Ternyata kejutan belum berakhir. Setelah kami memutuskan untuk melakukan pemeriksaan NST pada hari Selasa, 5 Desember. Beberapa jam kemudian, isteri merasakan kontraksi sudah berlangsung tiap 5 menit. Ditunggu selama 2 jam, dan kontraksi terus berlangsung setiap 5 menit. Terpaksa ke rumah sakit. Ternyata kontraksi menghilang, dan supaya tidak bolak-balik, kami minta langsung dilaksanakan NST. Hasilnya baik, tapi saat melahirkan belum tiba. Dokter meminta kami menemuinya Senin, 11 Desember bila belum terjadi kelahirkan. Huh ... Melelahkan dan menegangkan. Penantian ternyata belum berakhir. Jawaban yang sama harus diberikan kepada jemaat atau rekan yang bertanya," Sudah melahirkan?" Belum!
Bukan kebetulan kalau rentetan peristiwa ini terjadi sampai memasuki Adven, saat untuk menanti. Betapa mudah berkhotbah tentang penantian, tetapi betapa sulit mempraktikkannya. Dalam waktu-waktu penantian ini, di tengah kelelahan emosi dan fisik, tidak jarang kami mengeluh. Kami sudah lelah dalam penantian ini. Kami sudah berdoa, tetapi toh sepertinya doa-doa tidak menghasilkan jawaban yang sesuai dengan keinginan kami.

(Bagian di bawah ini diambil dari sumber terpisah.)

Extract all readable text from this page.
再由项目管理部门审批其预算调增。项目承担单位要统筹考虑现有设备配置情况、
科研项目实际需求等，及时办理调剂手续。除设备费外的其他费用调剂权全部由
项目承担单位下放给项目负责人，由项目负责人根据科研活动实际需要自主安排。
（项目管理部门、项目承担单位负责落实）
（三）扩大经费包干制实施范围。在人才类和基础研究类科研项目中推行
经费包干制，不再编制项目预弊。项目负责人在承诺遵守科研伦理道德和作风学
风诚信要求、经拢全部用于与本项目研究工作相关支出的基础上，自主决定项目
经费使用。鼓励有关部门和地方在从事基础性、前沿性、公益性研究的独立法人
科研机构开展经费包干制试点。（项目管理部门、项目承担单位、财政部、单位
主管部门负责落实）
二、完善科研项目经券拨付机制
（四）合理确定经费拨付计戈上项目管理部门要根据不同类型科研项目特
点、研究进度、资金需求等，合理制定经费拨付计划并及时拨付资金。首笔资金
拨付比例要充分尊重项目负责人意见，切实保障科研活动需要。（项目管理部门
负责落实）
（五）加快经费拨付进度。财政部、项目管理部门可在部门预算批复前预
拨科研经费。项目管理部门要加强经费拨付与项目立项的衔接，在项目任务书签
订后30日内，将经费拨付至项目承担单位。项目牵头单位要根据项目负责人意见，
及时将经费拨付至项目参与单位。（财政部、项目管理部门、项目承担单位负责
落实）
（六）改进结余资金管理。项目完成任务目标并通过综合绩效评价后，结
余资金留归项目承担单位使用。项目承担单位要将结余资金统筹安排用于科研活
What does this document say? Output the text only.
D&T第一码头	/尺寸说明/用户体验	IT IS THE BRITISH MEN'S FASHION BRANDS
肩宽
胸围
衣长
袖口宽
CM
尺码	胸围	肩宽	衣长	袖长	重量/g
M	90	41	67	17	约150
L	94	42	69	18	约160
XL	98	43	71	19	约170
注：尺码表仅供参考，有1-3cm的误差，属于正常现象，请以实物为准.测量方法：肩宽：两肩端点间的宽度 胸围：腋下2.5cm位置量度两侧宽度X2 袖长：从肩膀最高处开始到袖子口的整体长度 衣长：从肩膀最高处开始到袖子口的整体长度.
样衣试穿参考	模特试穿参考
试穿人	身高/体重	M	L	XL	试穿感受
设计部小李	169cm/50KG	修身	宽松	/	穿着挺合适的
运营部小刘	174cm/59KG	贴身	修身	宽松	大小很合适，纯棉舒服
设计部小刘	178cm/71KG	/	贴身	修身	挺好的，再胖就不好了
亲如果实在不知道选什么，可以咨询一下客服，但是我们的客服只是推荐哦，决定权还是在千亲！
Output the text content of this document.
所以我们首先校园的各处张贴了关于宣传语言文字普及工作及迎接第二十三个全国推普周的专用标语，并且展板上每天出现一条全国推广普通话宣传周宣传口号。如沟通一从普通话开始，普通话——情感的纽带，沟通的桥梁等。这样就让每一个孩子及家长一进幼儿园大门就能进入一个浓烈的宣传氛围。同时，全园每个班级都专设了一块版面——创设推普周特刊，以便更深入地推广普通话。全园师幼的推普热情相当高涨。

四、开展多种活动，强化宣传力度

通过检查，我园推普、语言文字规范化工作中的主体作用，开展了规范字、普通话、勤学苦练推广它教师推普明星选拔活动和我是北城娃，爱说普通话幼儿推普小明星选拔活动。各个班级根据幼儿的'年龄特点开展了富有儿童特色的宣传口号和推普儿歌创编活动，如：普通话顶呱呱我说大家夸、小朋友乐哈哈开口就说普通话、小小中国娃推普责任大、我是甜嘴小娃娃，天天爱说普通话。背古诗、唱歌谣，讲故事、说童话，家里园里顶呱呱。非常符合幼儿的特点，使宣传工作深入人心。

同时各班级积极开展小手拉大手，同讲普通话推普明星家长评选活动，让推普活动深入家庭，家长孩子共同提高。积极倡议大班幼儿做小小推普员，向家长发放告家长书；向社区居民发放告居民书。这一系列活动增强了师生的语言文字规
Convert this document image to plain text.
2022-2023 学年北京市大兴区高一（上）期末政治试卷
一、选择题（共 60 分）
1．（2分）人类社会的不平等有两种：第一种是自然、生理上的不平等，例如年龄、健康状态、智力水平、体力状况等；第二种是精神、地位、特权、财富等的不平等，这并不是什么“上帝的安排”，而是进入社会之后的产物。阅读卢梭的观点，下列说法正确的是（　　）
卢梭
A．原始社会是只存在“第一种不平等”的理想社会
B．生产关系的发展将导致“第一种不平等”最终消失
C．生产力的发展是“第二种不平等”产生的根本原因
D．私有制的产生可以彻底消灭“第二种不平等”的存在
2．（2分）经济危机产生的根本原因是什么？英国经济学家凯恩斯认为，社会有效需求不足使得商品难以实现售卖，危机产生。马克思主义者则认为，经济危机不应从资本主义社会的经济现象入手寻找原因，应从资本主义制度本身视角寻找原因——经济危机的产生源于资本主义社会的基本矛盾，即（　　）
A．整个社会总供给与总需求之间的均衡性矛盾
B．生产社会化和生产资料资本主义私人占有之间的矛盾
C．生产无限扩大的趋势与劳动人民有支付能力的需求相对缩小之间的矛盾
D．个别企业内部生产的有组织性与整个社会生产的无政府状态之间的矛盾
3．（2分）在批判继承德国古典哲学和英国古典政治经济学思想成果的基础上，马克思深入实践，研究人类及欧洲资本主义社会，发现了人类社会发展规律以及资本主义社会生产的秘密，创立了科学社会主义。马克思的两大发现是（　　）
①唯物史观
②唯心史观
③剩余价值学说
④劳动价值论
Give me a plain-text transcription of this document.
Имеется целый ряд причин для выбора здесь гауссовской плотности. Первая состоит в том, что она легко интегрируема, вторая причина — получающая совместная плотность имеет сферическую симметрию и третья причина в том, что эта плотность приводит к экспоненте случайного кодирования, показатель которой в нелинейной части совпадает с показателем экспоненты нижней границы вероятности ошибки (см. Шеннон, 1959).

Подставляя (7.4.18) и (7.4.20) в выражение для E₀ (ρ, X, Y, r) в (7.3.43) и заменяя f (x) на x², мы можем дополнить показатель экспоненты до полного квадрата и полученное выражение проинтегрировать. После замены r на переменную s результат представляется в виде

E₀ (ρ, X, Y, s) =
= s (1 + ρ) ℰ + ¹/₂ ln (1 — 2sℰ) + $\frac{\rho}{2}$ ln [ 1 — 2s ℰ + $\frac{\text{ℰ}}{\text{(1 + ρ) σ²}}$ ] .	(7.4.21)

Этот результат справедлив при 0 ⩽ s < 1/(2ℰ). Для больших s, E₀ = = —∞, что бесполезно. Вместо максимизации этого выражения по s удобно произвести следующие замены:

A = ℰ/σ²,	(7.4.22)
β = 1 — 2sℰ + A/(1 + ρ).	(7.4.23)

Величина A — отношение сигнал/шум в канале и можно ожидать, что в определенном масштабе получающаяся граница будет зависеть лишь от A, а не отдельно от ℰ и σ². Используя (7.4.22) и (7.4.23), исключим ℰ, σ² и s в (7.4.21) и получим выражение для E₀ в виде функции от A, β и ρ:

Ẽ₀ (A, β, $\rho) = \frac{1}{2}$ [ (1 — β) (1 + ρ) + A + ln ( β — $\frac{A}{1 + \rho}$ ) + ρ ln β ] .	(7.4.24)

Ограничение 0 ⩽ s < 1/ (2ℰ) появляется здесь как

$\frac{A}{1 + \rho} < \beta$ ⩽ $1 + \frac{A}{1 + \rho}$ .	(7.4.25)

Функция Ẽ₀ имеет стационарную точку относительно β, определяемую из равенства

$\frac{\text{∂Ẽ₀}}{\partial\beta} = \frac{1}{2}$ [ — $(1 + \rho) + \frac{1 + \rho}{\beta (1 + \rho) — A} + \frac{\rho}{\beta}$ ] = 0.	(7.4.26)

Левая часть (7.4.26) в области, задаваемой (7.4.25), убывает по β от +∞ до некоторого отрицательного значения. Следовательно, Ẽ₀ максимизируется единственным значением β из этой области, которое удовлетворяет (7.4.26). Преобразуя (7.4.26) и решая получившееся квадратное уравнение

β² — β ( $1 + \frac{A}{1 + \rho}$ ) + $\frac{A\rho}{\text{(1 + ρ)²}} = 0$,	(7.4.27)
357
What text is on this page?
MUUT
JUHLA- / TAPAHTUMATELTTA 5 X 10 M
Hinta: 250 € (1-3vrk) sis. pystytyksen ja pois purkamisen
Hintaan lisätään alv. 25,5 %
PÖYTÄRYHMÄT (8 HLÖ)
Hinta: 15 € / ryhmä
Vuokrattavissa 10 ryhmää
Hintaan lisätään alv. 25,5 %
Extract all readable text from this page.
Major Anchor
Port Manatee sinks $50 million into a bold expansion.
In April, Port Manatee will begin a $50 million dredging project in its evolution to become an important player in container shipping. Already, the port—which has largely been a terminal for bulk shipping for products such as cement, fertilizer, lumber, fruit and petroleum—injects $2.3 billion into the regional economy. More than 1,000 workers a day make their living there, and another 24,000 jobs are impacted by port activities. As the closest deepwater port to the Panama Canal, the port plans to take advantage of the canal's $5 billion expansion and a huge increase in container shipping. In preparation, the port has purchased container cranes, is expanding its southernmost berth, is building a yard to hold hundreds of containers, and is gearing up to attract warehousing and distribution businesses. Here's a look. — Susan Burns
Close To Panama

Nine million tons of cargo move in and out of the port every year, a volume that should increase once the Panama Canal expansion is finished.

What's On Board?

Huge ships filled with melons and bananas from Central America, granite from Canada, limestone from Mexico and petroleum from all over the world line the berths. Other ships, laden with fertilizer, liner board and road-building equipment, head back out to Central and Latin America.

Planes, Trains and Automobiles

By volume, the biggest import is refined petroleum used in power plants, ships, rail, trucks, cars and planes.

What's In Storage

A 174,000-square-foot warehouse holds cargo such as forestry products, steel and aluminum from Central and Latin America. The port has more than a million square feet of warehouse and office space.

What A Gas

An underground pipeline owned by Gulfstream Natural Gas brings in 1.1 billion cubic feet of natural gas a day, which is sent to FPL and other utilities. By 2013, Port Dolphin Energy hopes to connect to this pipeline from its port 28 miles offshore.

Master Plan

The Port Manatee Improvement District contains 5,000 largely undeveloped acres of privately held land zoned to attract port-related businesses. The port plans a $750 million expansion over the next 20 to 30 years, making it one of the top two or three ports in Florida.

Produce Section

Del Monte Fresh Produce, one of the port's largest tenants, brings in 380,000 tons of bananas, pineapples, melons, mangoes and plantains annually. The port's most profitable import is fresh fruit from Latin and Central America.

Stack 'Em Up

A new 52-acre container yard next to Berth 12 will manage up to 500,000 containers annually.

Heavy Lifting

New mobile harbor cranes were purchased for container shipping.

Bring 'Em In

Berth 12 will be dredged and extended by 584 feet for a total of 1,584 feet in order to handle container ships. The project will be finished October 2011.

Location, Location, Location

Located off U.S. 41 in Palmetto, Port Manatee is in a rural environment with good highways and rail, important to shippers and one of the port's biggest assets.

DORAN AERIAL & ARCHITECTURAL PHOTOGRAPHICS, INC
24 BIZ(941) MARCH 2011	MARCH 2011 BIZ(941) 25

Tadi pagi, saya mendengar isteri brebicara dengan pembantu rumah tangga kami. Mbak Ira, begitu kami memanggilnya. Seorang wanita sederhana yang datang setiap pagi untuk bekerja di rumah kami. Saya tidak tahu dengan tepat apa yang dikatakan isteri saya kepadanya. Dugaan saya isteri curhat tentang betapa melelahkan penantian kami. Saya mendengar dengan jelas jawaban Mbak Ira. Pembantu kami itu berkata,"Sudah, diterima saja. Jangan mengeluh. Bersyukur." Waktu mendengar kalimat ini, saya yang sedang sibuk mengetik tiba-tiba merasa deg. Kalimat itu tepat menghujam ke dalam hati saya yang lelah, gelisah, dan kadangkala penuh dengan keluhan. Seperti sebuah khotbah, kalimat itu mengena tepat pada jantung pergumulan kami.
Malam ini, sepulang dari RKZ, isteri saya kembali mengulang perkataan Mbak Ira : "Sudah, diterima saja. Jangan mengeluh. Bersyukur." Rasanya kembali tergiang apa yang saya dengar tadi pagi. Seorang pembantu rumah tangga berkhotbah kepada seorang pendeta yang tengah gelisah dan kadangkala mengeluh. Walau mbak Ira bukan orang Kristen, tetapi pagi itu sepertinya kami mendengar suara Tuhan. Suara Tuhan untuk kami lewat khotbah seorang pembantu.
Penantian belum terakhir, tetapi terima kasih Tuhan untuk sapaan-Mu.